In new book, Pope Francis explains vision of compassionate Church
By Philip Pullella
VATICAN CITY (Reuters) - Pope Francis calls in a new book for Roman Catholic leaders to be compassionate shepherds to a "wounded humanity", not lofty scholars quick to condemn and exclude people who don't obey Church teachings.
The book, "The Name of God is Mercy," breaks no new ground but is a compelling restatement of the themes of Francis' papacy told in simple, breezy language in a freewheeling conversation with veteran Italian journalist Andrea Tornielli.
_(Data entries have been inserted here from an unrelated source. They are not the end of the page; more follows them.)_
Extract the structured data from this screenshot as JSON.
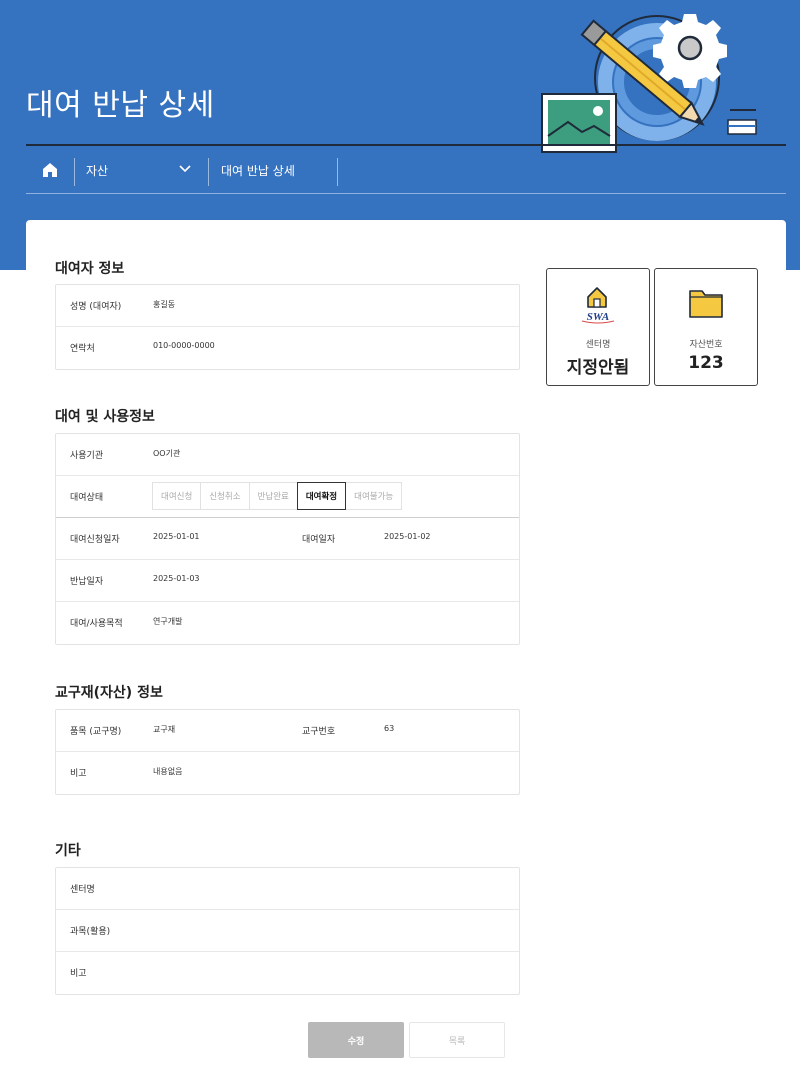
{
  "header": {
    "title": "대여 반납 상세",
    "breadcrumb": {
      "home_icon": "home-icon",
      "level1": "자산",
      "level2": "대여 반납 상세"
    }
  },
  "summary_cards": {
    "center": {
      "icon": "house-logo-icon",
      "logo_text": "SWA",
      "label": "센터명",
      "value": "지정안됨"
    },
    "asset": {
      "icon": "folder-icon",
      "label": "자산번호",
      "value": "123"
    }
  },
  "borrower": {
    "title": "대여자 정보",
    "rows": [
      {
        "label": "성명 (대여자)",
        "value": "홍길동"
      },
      {
        "label": "연락처",
        "value": "010-0000-0000"
      }
    ]
  },
  "rental": {
    "title": "대여 및 사용정보",
    "org": {
      "label": "사용기관",
      "value": "OO기관"
    },
    "status": {
      "label": "대여상태",
      "options": [
        "대여신청",
        "신청취소",
        "반납완료",
        "대여확정",
        "대여불가능"
      ],
      "selected": "대여확정"
    },
    "request_date": {
      "label": "대여신청일자",
      "value": "2025-01-01"
    },
    "rent_date": {
      "label": "대여일자",
      "value": "2025-01-02"
    },
    "return_date": {
      "label": "반납일자",
      "value": "2025-01-03"
    },
    "purpose": {
      "label": "대여/사용목적",
      "value": "연구개발"
    }
  },
  "asset_info": {
    "title": "교구재(자산) 정보",
    "item": {
      "label": "품목 (교구명)",
      "value": "교구재"
    },
    "number": {
      "label": "교구번호",
      "value": "63"
    },
    "note": {
      "label": "비고",
      "value": "내용없음"
    }
  },
  "etc": {
    "title": "기타",
    "rows": [
      {
        "label": "센터명",
        "value": ""
      },
      {
        "label": "과목(활용)",
        "value": ""
      },
      {
        "label": "비고",
        "value": ""
      }
    ]
  },
  "actions": {
    "edit": "수정",
    "list": "목록"
  },
  "colors": {
    "banner": "#3572bf",
    "accent_yellow": "#f5c842",
    "disabled_button": "#b8b8b8"
  }
}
In the 150-page book, Francis also repeats his often-quoted "Who am I to judge?" statement about homosexuals, saying that "people should not be defined only by their sexual identities."
The question-and-answer book, to be released on Tuesday, coincides with the Jubilee Year of Mercy, during which the world's 1.2 billion Roman Catholics are called on to seek forgiveness and forgive.
In his first book aimed at a general readership, Francis appears to chastise conservatives in the Church, saying they are undermining mercy in the name of doctrine.
"The Church does not exist to condemn people but to bring about an encounter with the visceral love of God's mercy," he said, adding that "humanity is wounded, deeply wounded".
Francis criticizes those in the Church "who are only used to having things fit into their pre-conceived notions and ritual purity instead of letting themselves be surprised by reality, by a greater love or a higher standard."